Dona Milne, director of public health for NHS Lothian, said there had been a significant rise in PrEP demand following Covid restrictions being eased. “This includes new appointments and a rising demand for review appointments from patients needing to restart treatment following the pandemic. This has resulted in delays to waiting times and we apologise to all of those affected.

“We remain committed to reducing waiting times as quickly as possible. Working with Edinburgh Health and Social Care Partnership we have recruited additional staff to increase the number of clinics available in the coming weeks which aims to reduce waiting times for patients to start PrEP.”

A Scottish Government spokesperson said: “In 2017 Scotland was the first part of the UK to make PrEP medication available on the NHS, recognising its importance in the ongoing work to prevent transmission of HIV.

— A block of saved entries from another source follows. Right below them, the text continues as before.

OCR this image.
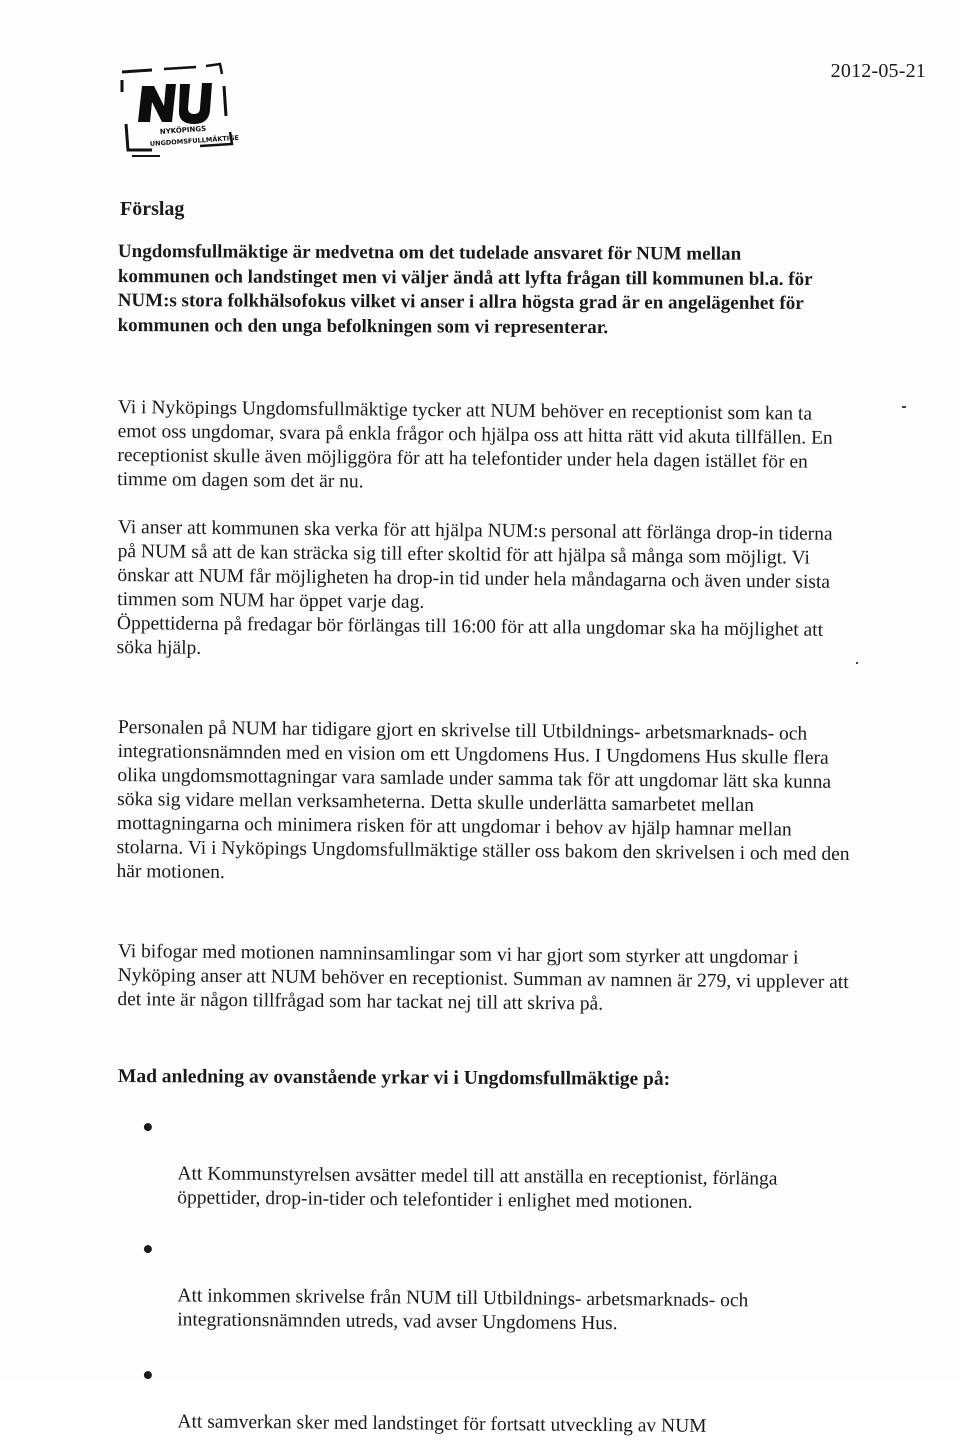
NYKÖPINGS
UNGDOMSFULLMÄKTIGE
2012-05-21
Förslag

Ungdomsfullmäktige är medvetna om det tudelade ansvaret för NUM mellan
kommunen och landstinget men vi väljer ändå att lyfta frågan till kommunen bl.a. för
NUM:s stora folkhälsofokus vilket vi anser i allra högsta grad är en angelägenhet för
kommunen och den unga befolkningen som vi representerar.

Vi i Nyköpings Ungdomsfullmäktige tycker att NUM behöver en receptionist som kan ta
emot oss ungdomar, svara på enkla frågor och hjälpa oss att hitta rätt vid akuta tillfällen. En
receptionist skulle även möjliggöra för att ha telefontider under hela dagen istället för en
timme om dagen som det är nu.

Vi anser att kommunen ska verka för att hjälpa NUM:s personal att förlänga drop-in tiderna
på NUM så att de kan sträcka sig till efter skoltid för att hjälpa så många som möjligt. Vi
önskar att NUM får möjligheten ha drop-in tid under hela måndagarna och även under sista
timmen som NUM har öppet varje dag.
Öppettiderna på fredagar bör förlängas till 16:00 för att alla ungdomar ska ha möjlighet att
söka hjälp.

Personalen på NUM har tidigare gjort en skrivelse till Utbildnings- arbetsmarknads- och
integrationsnämnden med en vision om ett Ungdomens Hus. I Ungdomens Hus skulle flera
olika ungdomsmottagningar vara samlade under samma tak för att ungdomar lätt ska kunna
söka sig vidare mellan verksamheterna. Detta skulle underlätta samarbetet mellan
mottagningarna och minimera risken för att ungdomar i behov av hjälp hamnar mellan
stolarna. Vi i Nyköpings Ungdomsfullmäktige ställer oss bakom den skrivelsen i och med den
här motionen.

Vi bifogar med motionen namninsamlingar som vi har gjort som styrker att ungdomar i
Nyköping anser att NUM behöver en receptionist. Summan av namnen är 279, vi upplever att
det inte är någon tillfrågad som har tackat nej till att skriva på.

Mad anledning av ovanstående yrkar vi i Ungdomsfullmäktige på:

Att Kommunstyrelsen avsätter medel till att anställa en receptionist, förlänga
öppettider, drop-in-tider och telefontider i enlighet med motionen.

Att inkommen skrivelse från NUM till Utbildnings- arbetsmarknads- och
integrationsnämnden utreds, vad avser Ungdomens Hus.

Att samverkan sker med landstinget för fortsatt utveckling av NUM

“The Scottish Government and NHS boards are working hard to ensure that all those who would benefit from the medication can access it when they need it. However, the pandemic has had an unprecedented impact on the entire healthcare system, including sexual health services.

“We are committed, with the health boards, to ensuring that Scotland does not lose the tremendous progress made in the last decade in supporting people who use sexual health services. We have also commissioned an expert-led proposal to eliminate HIV transmission by 2030, and we will work with our partners to deliver concrete actions to achieve that goal.”